Of all the tech hijinx I covered while writing for Valleywag (missu), Facebook’s always felt the least inspired. Even in 2006, when Valleywag launched and when Facebook had just barely made itself available to anyone outside an Ivy, there was something antiseptic about it that felt so fundamentally disconnected, like whoever had built it had forgot that their business was actually on the wild, wooly internet.
Of course, it wasn’t. Facebook was in the business of our offline lives, and “frictionless” (right) sharing thereof: the business of generating wealth from and never really for its users.
Except. Except the users under its own roof. In the most recent Dissent, I look at Katherine Losse’s The Boy Kings, her excellent memoir of her time working as one of the first women at Facebook, as a way back into understanding that time, grafted onto my own overlapping years spent in San Francisco, and pointed at the question of, what really makes Facebook go and yet who is still least valued by Facebook but women?
Facebook, we know now, was never meant to be the product; we, its users were. Without us, the “product” would be worthless. Zuckerberg understood this in 2003, when he created the proto-Facebook site Facemash, built from photos of Harvard University women—Zuckerberg’s classmates and peers—and presented to users—presumed to be Harvard men—to vote on their attractiveness. In a Harvard Crimson story published after Zuckerberg beat an expulsion rap for violating students’ privacy in launching Facemash, two campus groups are reported to have opposed the site publicly: Fuerza Latina and the Association of Harvard Black Women. Zuckerberg changed course slightly, creating a site where he would not need to scrape photos off a server. We’d give them to him.
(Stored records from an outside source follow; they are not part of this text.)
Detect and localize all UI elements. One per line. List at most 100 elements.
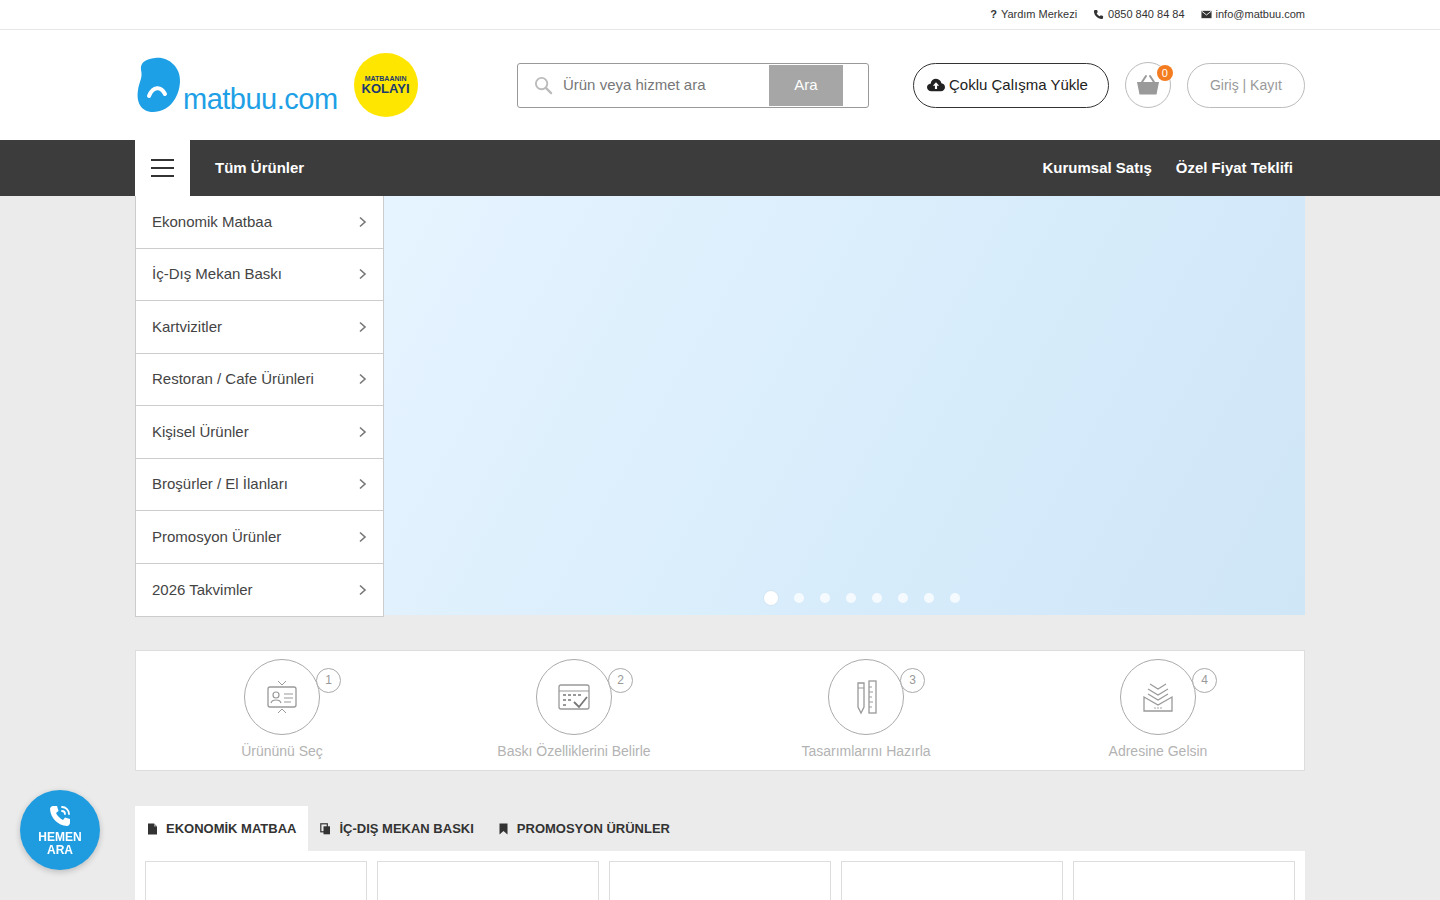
upload-button[interactable]: Çoklu Çalışma Yükle	[913, 63, 1109, 108]
search-icon	[534, 76, 553, 95]
tab-label: EKONOMİK MATBAA	[166, 819, 296, 839]
help-icon: ?	[990, 6, 997, 23]
product-card[interactable]	[1073, 861, 1295, 900]
carousel-dots	[764, 591, 960, 605]
product-tabs: EKONOMİK MATBAA İÇ-DIŞ MEKAN BASKI PROMOSY…	[135, 806, 1305, 851]
doc-icon	[147, 823, 158, 835]
search-input[interactable]	[561, 64, 769, 107]
chevron-right-icon	[358, 478, 367, 490]
category-item[interactable]: Kartvizitler	[136, 301, 383, 354]
carousel-dot[interactable]	[898, 593, 908, 603]
chevron-right-icon	[358, 216, 367, 228]
bookmark-icon	[498, 823, 509, 835]
top-link-label: info@matbuu.com	[1216, 6, 1305, 23]
slogan-line: KOLAYI	[362, 82, 410, 95]
menu-button[interactable]	[135, 140, 190, 196]
product-tab[interactable]: İÇ-DIŞ MEKAN BASKI	[308, 806, 485, 851]
nav-link[interactable]: Özel Fiyat Teklifi	[1164, 157, 1305, 180]
carousel-dot[interactable]	[950, 593, 960, 603]
step-label: Baskı Özelliklerini Belirle	[497, 741, 650, 762]
chevron-right-icon	[358, 531, 367, 543]
category-item[interactable]: Restoran / Cafe Ürünleri	[136, 354, 383, 407]
promo-banner[interactable]	[384, 196, 1305, 615]
tab-label: İÇ-DIŞ MEKAN BASKI	[339, 819, 473, 839]
nav-links: Kurumsal SatışÖzel Fiyat Teklifi	[1031, 157, 1305, 180]
product-card[interactable]	[145, 861, 367, 900]
category-item[interactable]: 2026 Takvimler	[136, 564, 383, 617]
step-circle: 4	[1120, 659, 1196, 735]
carousel-dot[interactable]	[846, 593, 856, 603]
upload-label: Çoklu Çalışma Yükle	[949, 74, 1088, 97]
carousel-dot[interactable]	[794, 593, 804, 603]
top-link-label: Yardım Merkezi	[1001, 6, 1077, 23]
basket-icon	[1136, 74, 1160, 96]
carousel-dot[interactable]	[764, 591, 778, 605]
category-item[interactable]: Kişisel Ürünler	[136, 406, 383, 459]
order-steps: 1 Ürününü Seç 2 Baskı Özelliklerini Belirle…	[135, 650, 1305, 771]
top-links: ?Yardım Merkezi 0850 840 84 84 info@matbuu…	[135, 6, 1305, 23]
category-item[interactable]: Promosyon Ürünler	[136, 511, 383, 564]
category-item[interactable]: İç-Dış Mekan Baskı	[136, 249, 383, 302]
cart-button[interactable]: 0	[1125, 62, 1171, 108]
product-card[interactable]	[377, 861, 599, 900]
call-label: ARA	[47, 844, 73, 857]
tab-label: PROMOSYON ÜRÜNLER	[517, 819, 670, 839]
order-step: 4 Adresine Gelsin	[1012, 651, 1304, 770]
order-step: 1 Ürününü Seç	[136, 651, 428, 770]
search-button[interactable]: Ara	[769, 65, 843, 106]
phone-icon	[1093, 9, 1104, 20]
step-label: Adresine Gelsin	[1109, 741, 1208, 762]
product-tab[interactable]: PROMOSYON ÜRÜNLER	[486, 806, 682, 851]
search-box: Ara	[517, 63, 869, 108]
product-tab[interactable]: EKONOMİK MATBAA	[135, 806, 308, 851]
category-label: Broşürler / El İlanları	[152, 473, 288, 496]
step-number: 3	[900, 668, 925, 693]
order-step: 2 Baskı Özelliklerini Belirle	[428, 651, 720, 770]
product-card[interactable]	[609, 861, 831, 900]
logo-blob-icon	[135, 56, 183, 114]
pencil-icon	[846, 677, 886, 717]
phone-icon	[47, 803, 73, 829]
carousel-dot[interactable]	[820, 593, 830, 603]
chevron-right-icon	[358, 426, 367, 438]
copy-icon	[320, 823, 331, 835]
step-label: Ürününü Seç	[241, 741, 323, 762]
top-link-label: 0850 840 84 84	[1108, 6, 1184, 23]
category-menu: Ekonomik Matbaa İç-Dış Mekan Baskı Kartviz…	[135, 196, 384, 617]
call-now-button[interactable]: HEMEN ARA	[20, 790, 100, 870]
slogan-line: MATBAANIN	[365, 75, 407, 82]
chevron-right-icon	[358, 584, 367, 596]
order-step: 3 Tasarımlarını Hazırla	[720, 651, 1012, 770]
category-label: Kişisel Ürünler	[152, 421, 249, 444]
logo-mark: matbuu.com	[135, 56, 338, 114]
step-circle: 1	[244, 659, 320, 735]
login-register-button[interactable]: Giriş | Kayıt	[1187, 63, 1305, 108]
category-label: İç-Dış Mekan Baskı	[152, 263, 282, 286]
box-icon	[1138, 677, 1178, 717]
chevron-right-icon	[358, 373, 367, 385]
step-number: 2	[608, 668, 633, 693]
carousel-dot[interactable]	[924, 593, 934, 603]
top-link[interactable]: ?Yardım Merkezi	[990, 6, 1077, 23]
chevron-right-icon	[358, 321, 367, 333]
step-number: 1	[316, 668, 341, 693]
category-label: Ekonomik Matbaa	[152, 211, 272, 234]
top-link[interactable]: info@matbuu.com	[1201, 6, 1305, 23]
carousel-dot[interactable]	[872, 593, 882, 603]
logo-text: matbuu.com	[183, 85, 338, 114]
all-products-label[interactable]: Tüm Ürünler	[190, 157, 304, 180]
category-item[interactable]: Ekonomik Matbaa	[136, 196, 383, 249]
card-icon	[262, 677, 302, 717]
category-label: Restoran / Cafe Ürünleri	[152, 368, 314, 391]
cart-count-badge: 0	[1157, 65, 1173, 81]
slogan-badge: MATBAANIN KOLAYI	[354, 53, 418, 117]
step-number: 4	[1192, 668, 1217, 693]
category-item[interactable]: Broşürler / El İlanları	[136, 459, 383, 512]
nav-link[interactable]: Kurumsal Satış	[1031, 157, 1164, 180]
top-link[interactable]: 0850 840 84 84	[1093, 6, 1184, 23]
chevron-right-icon	[358, 268, 367, 280]
mail-icon	[1201, 9, 1212, 20]
product-card[interactable]	[841, 861, 1063, 900]
logo[interactable]: matbuu.com MATBAANIN KOLAYI	[135, 53, 418, 117]
step-label: Tasarımlarını Hazırla	[801, 741, 930, 762]
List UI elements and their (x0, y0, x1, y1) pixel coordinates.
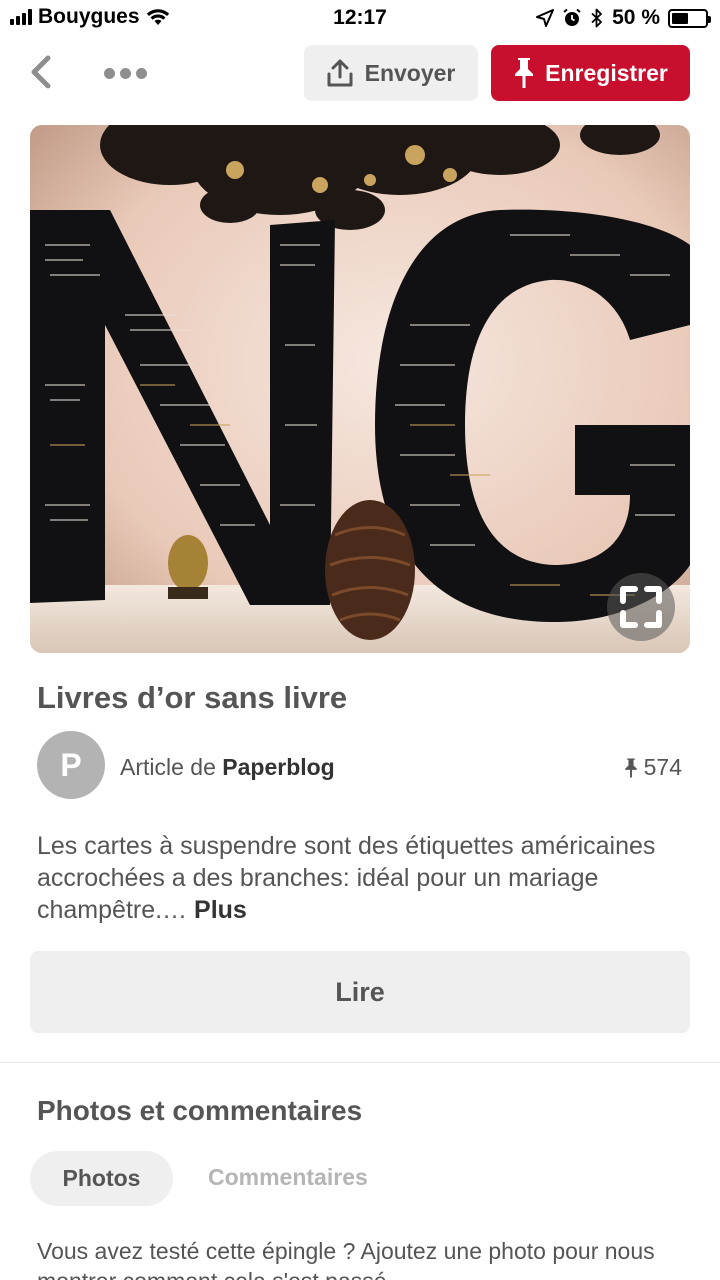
source-attribution[interactable]: Article de Paperblog (120, 754, 335, 781)
send-button[interactable]: Envoyer (304, 45, 478, 101)
save-count: 574 (624, 754, 682, 781)
alarm-icon (563, 8, 581, 26)
pin-image[interactable] (30, 125, 690, 653)
save-button[interactable]: Enregistrer (491, 45, 690, 101)
status-right: 50 % (536, 6, 711, 30)
pin-photo (30, 125, 690, 653)
status-bar: Bouygues 12:17 50 % (0, 0, 720, 36)
source-prefix: Article de (120, 754, 216, 780)
bluetooth-icon (591, 8, 603, 28)
pin-icon (515, 58, 534, 88)
more-dots-icon[interactable] (104, 58, 147, 88)
top-nav: Envoyer Enregistrer (0, 44, 720, 102)
location-arrow-icon (536, 9, 555, 27)
battery-icon (668, 8, 711, 28)
back-chevron-icon (31, 55, 51, 89)
section-title: Photos et commentaires (37, 1095, 363, 1126)
share-upload-icon (327, 59, 353, 87)
battery-level (672, 12, 688, 24)
source-name[interactable]: Paperblog (222, 754, 334, 780)
save-count-value: 574 (643, 754, 682, 780)
pin-description: Les cartes à suspendre sont des étiquett… (37, 830, 677, 926)
divider (0, 1062, 720, 1063)
pin-icon (624, 757, 637, 778)
expand-icon (620, 586, 662, 628)
send-label: Envoyer (364, 59, 456, 86)
back-button[interactable] (24, 52, 64, 92)
description-text: Les cartes à suspendre sont des étiquett… (37, 832, 656, 924)
save-label: Enregistrer (545, 59, 668, 86)
more-link[interactable]: Plus (194, 896, 247, 924)
source-avatar[interactable]: P (37, 731, 105, 799)
expand-button[interactable] (607, 573, 675, 641)
tab-photos[interactable]: Photos (30, 1151, 173, 1206)
pin-title: Livres d’or sans livre (37, 680, 348, 715)
read-button[interactable]: Lire (30, 951, 690, 1033)
tried-prompt: Vous avez testé cette épingle ? Ajoutez … (37, 1238, 655, 1280)
tab-comments[interactable]: Commentaires (208, 1164, 368, 1191)
battery-percent: 50 % (612, 6, 660, 29)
Losse herself was an early Facebook adopter, during the fall of her last year at Johns Hopkins when Facebook launched on her campus. Prior to using Facebook, she never associated her online activities with her legal name. “For women,” she writes, “there is no value in putting yourself online and offering yourself to strangers.” But women have long found ways to reap this worth for themselves, whether as fashion bloggers, porn stars, or attractive TED speakers. In performing some version of themselves online, pseudonymous or not, these women have earned their reputations and their rent.
Bonus extended mix if you want to time machine with me: the two Valleywag stories referenced in the essay, on photo-sharing site Zivity and the perils of “Girl Geek” networking.
Thanks to Sarah Leonard, the excellent editor on this, which appears as part of a feature section, The New Feminism, in the magazine and online. You can read her essay on gendered labor and Marissa Mayer in the new Jacobin. Another great pairing for the piece is Sarah Jaffe’s “Cost to Connect,” at Rhizome, which we were writing over the same weeks, and I dig the overlaps in all these very much. You should also see some influence from Sarah Jaffe’s piece in this same issue of Dissent, on being on strike from feminism:
Whether it’s City Council speaker Christine Quinn in New York City blocking paid sick days or Marissa Mayer taking the helm at Yahoo or Shannon Eastin taking the job of a locked-out worker for less money, we have to recognize that some first steps are taken on the backs of workers, many of whom are also women.
And so we are at this point, where all too many feminists see “saving” sex workers as an appropriately feminist activity but not walking a picket line with striking teachers or nurses or hotel housekeepers. When Dominique Strauss-Kahn was accused of raping Nafissatou Diallo, a hotel housekeeper, feminists rallied to her defense, but that support hasn’t led to increased support for hotel worker unions even as Hyatt hotel workers engage in a nationwide boycott, even though UNITE HERE, the hotel workers’ union, supported Diallo and protects workers like her from being fired for speaking out against abuse. Instead, it led to too many swoons over Christine Lagarde, who took Strauss-Kahn’s place at the International Monetary Fund.
As long as feminists are lauding the ascension of women to boardrooms for equality’s sake and not questioning what happens in those boardrooms, true liberation is a long way off.
The biggest thanks of all, of course, go to Kate Losse for her very sharp book. Besides the tech and boys and fame she made me want to write about San Francisco again, the barely bygone years between 2005 and 2009 – which she absolutely nails, cameras in the air and all.